2.
Im Anfange gab es keine Bosheit, und sie findet S. 533 sich ja auch jetzt nicht bei den Heiligen; ja für sie existiert sie überhaupt nicht. Erst später sind die Menschen auf sie verfallen und begannen, sie zu ihrem eigenen Verderben1 weiterzubilden2. So bildeten sie sich denn auch eine Vorstellung von Idolen und dachten sich das Nichtseiende als wirklich.

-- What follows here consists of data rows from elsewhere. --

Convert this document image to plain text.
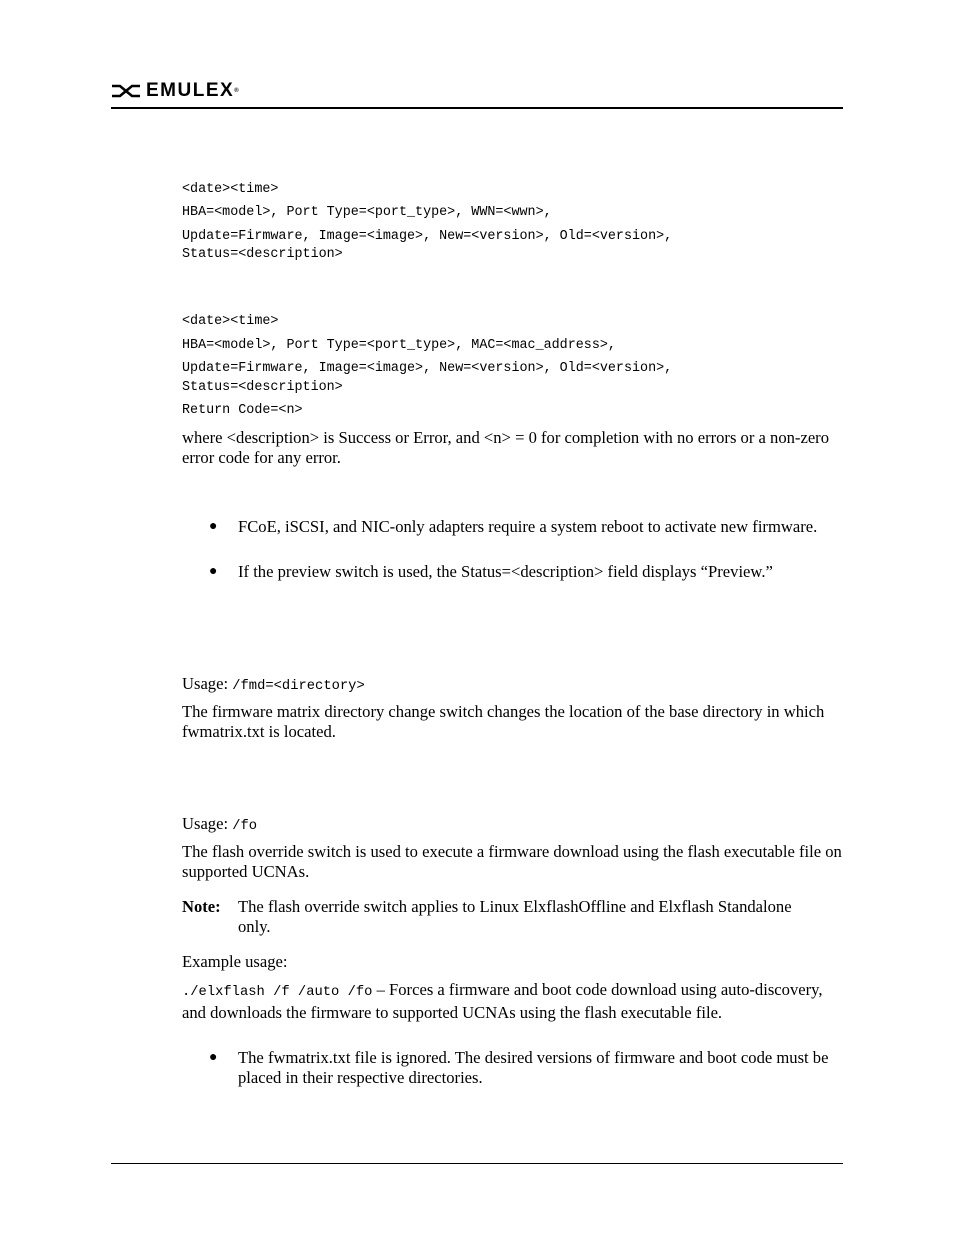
EMULEX®
<date><time>
HBA=<model>, Port Type=<port_type>, WWN=<wwn>,
Update=Firmware, Image=<image>, New=<version>, Old=<version>,
Status=<description>
<date><time>
HBA=<model>, Port Type=<port_type>, MAC=<mac_address>,
Update=Firmware, Image=<image>, New=<version>, Old=<version>,
Status=<description>
Return Code=<n>
where <description> is Success or Error, and <n> = 0 for completion with no errors or a non-zero error code for any error.
● FCoE, iSCSI, and NIC-only adapters require a system reboot to activate new firmware.
● If the preview switch is used, the Status=<description> field displays “Preview.”
Usage: /fmd=<directory>
The firmware matrix directory change switch changes the location of the base directory in which fwmatrix.txt is located.
Usage: /fo
The flash override switch is used to execute a firmware download using the flash executable file on supported UCNAs.
Note: The flash override switch applies to Linux ElxflashOffline and Elxflash Standalone only.
Example usage:
./elxflash /f /auto /fo – Forces a firmware and boot code download using auto-discovery, and downloads the firmware to supported UCNAs using the flash executable file.
● The fwmatrix.txt file is ignored. The desired versions of firmware and boot code must be placed in their respective directories.
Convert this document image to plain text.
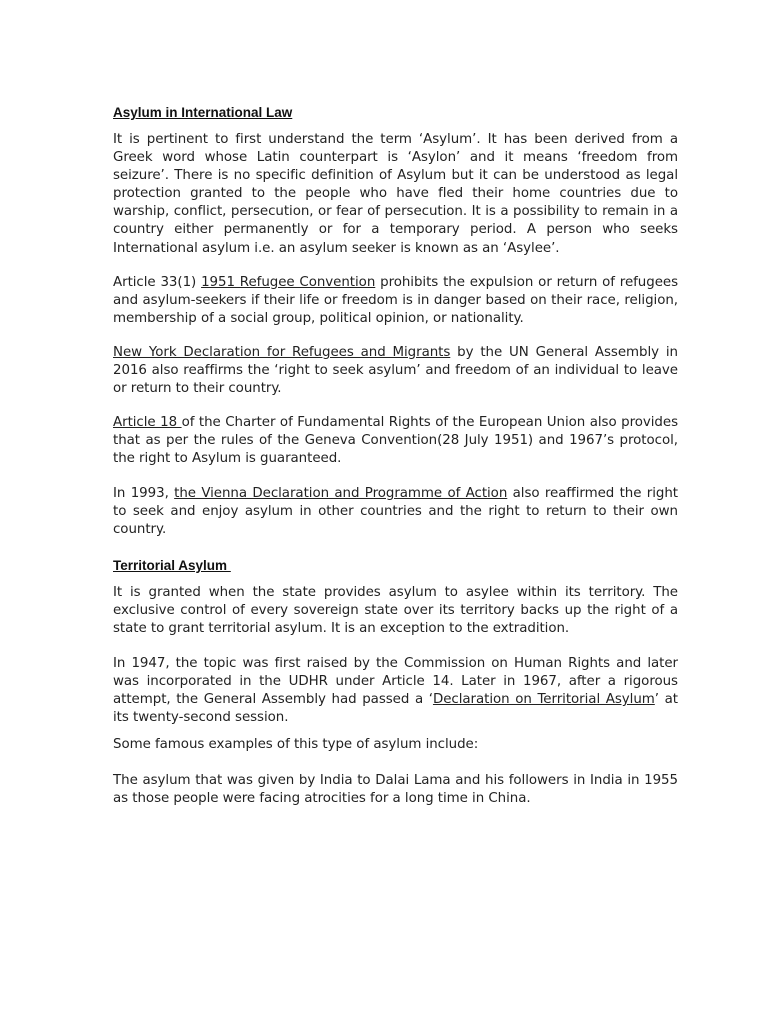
Asylum in International Law

It is pertinent to first understand the term ‘Asylum’. It has been derived from a Greek word whose Latin counterpart is ‘Asylon’ and it means ‘freedom from seizure’. There is no specific definition of Asylum but it can be understood as legal protection granted to the people who have fled their home countries due to warship, conflict, persecution, or fear of persecution. It is a possibility to remain in a country either permanently or for a temporary period. A person who seeks International asylum i.e. an asylum seeker is known as an ‘Asylee’.

Article 33(1) 1951 Refugee Convention prohibits the expulsion or return of refugees and asylum-seekers if their life or freedom is in danger based on their race, religion, membership of a social group, political opinion, or nationality.

New York Declaration for Refugees and Migrants by the UN General Assembly in 2016 also reaffirms the ‘right to seek asylum’ and freedom of an individual to leave or return to their country.

Article 18 of the Charter of Fundamental Rights of the European Union also provides that as per the rules of the Geneva Convention(28 July 1951) and 1967’s protocol, the right to Asylum is guaranteed.

In 1993, the Vienna Declaration and Programme of Action also reaffirmed the right to seek and enjoy asylum in other countries and the right to return to their own country.

Territorial Asylum

It is granted when the state provides asylum to asylee within its territory. The exclusive control of every sovereign state over its territory backs up the right of a state to grant territorial asylum. It is an exception to the extradition.

In 1947, the topic was first raised by the Commission on Human Rights and later was incorporated in the UDHR under Article 14. Later in 1967, after a rigorous attempt, the General Assembly had passed a ‘Declaration on Territorial Asylum’ at its twenty-second session.

Some famous examples of this type of asylum include:

The asylum that was given by India to Dalai Lama and his followers in India in 1955 as those people were facing atrocities for a long time in China.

Gott, der Schöpfer der Welt und Allbeherrscher, der über jedes Wesen und jede menschliche Vorstellung erhaben ist, hat in seiner Güte und überreichen Liebe durch seinen eigenen Logos, unseren Heiland Jesus Christus, das Menschengeschlecht nach seinem eigenen Bilde erschaffen und den Menschen in seiner Verähnlichung mit sich zum sinnigen und verständigen Betrachter der Dinge bestellt. Er gab ihm auch Begriff und Kenntnis von seiner eigenen Ewigkeit, damit er in demselben Urzustand verharre3, nie von seiner Gottesvorstellung abfalle, noch auch vom Umgang mit den Heiligen4 sich lossage, vielmehr im Besitze der Gnade des Gebers und seiner eigenen Kraft, die vom väterlichen Logos stammt, freudig mit Gott verkehre und ein ungetrübtes und wahrhaft seliges, unsterbliches Leben führe. Denn nichts steht ihm hindernd auf dem Weg zur Erkenntnis des Göttlichen, und so schaut er in seiner eigenen Unversehrtheit (καθαρότης) immerdar das Bild des Vaters, den Logos Gottes, nach dessen Ebenbild er auch geschaffen ist. Ja, er gerät außer sich vor Bewunderung, wenn er dessen Vorsehung im Weltall betrachtet; er erhebt sich über alles Sinnenfällige und jede körperliche Vorstellung und tritt mit der göttlichen, geistigen Welt im Himmel in Verbindung in der Kraft seines Geistes. Wenn nämlich der menschliche Geist nicht mit dem Körperlichen sich abgibt und auch S. 534 keinerlei Beimischung von der daraus entspringenden Begierlichkeit von außen erhält, vielmehr ungeteilt ist, in erhabener Höhe mit sich selbst beschäftigt, wie er im Anfange gewesen, ja, dann schreitet er über die Sinnenwelt und alles Menschliche hinaus, schwebt in der Höhe, sieht den Logos und schaut in ihm auch den Vater des Logos, voll Entzücken ob seiner Anschauung und in immer neuem Verlangen nach ihm. So hat ja der erste Mensch, der in der Sprache der Hebräer auch Adam genannt ward, nach Angabe der heiligen Schriften zu Anfang in harmloser Freiheit mit Gott geistigen Umgang gepflogen und mit den Heiligen zusammengelebt in der Betrachtung der geistigen Welt, der er an jener Stätte oblag, die auch der heilige Moses bildlich Paradies nannte. In ihrer Reinheit ist aber die Seele dazu fähig, Gott in sich selbst wie in einem Spiegel zu schauen, wie auch der Herr sagt: „Selig, die reinen Herzens sind, sie werden Gott anschauen“5.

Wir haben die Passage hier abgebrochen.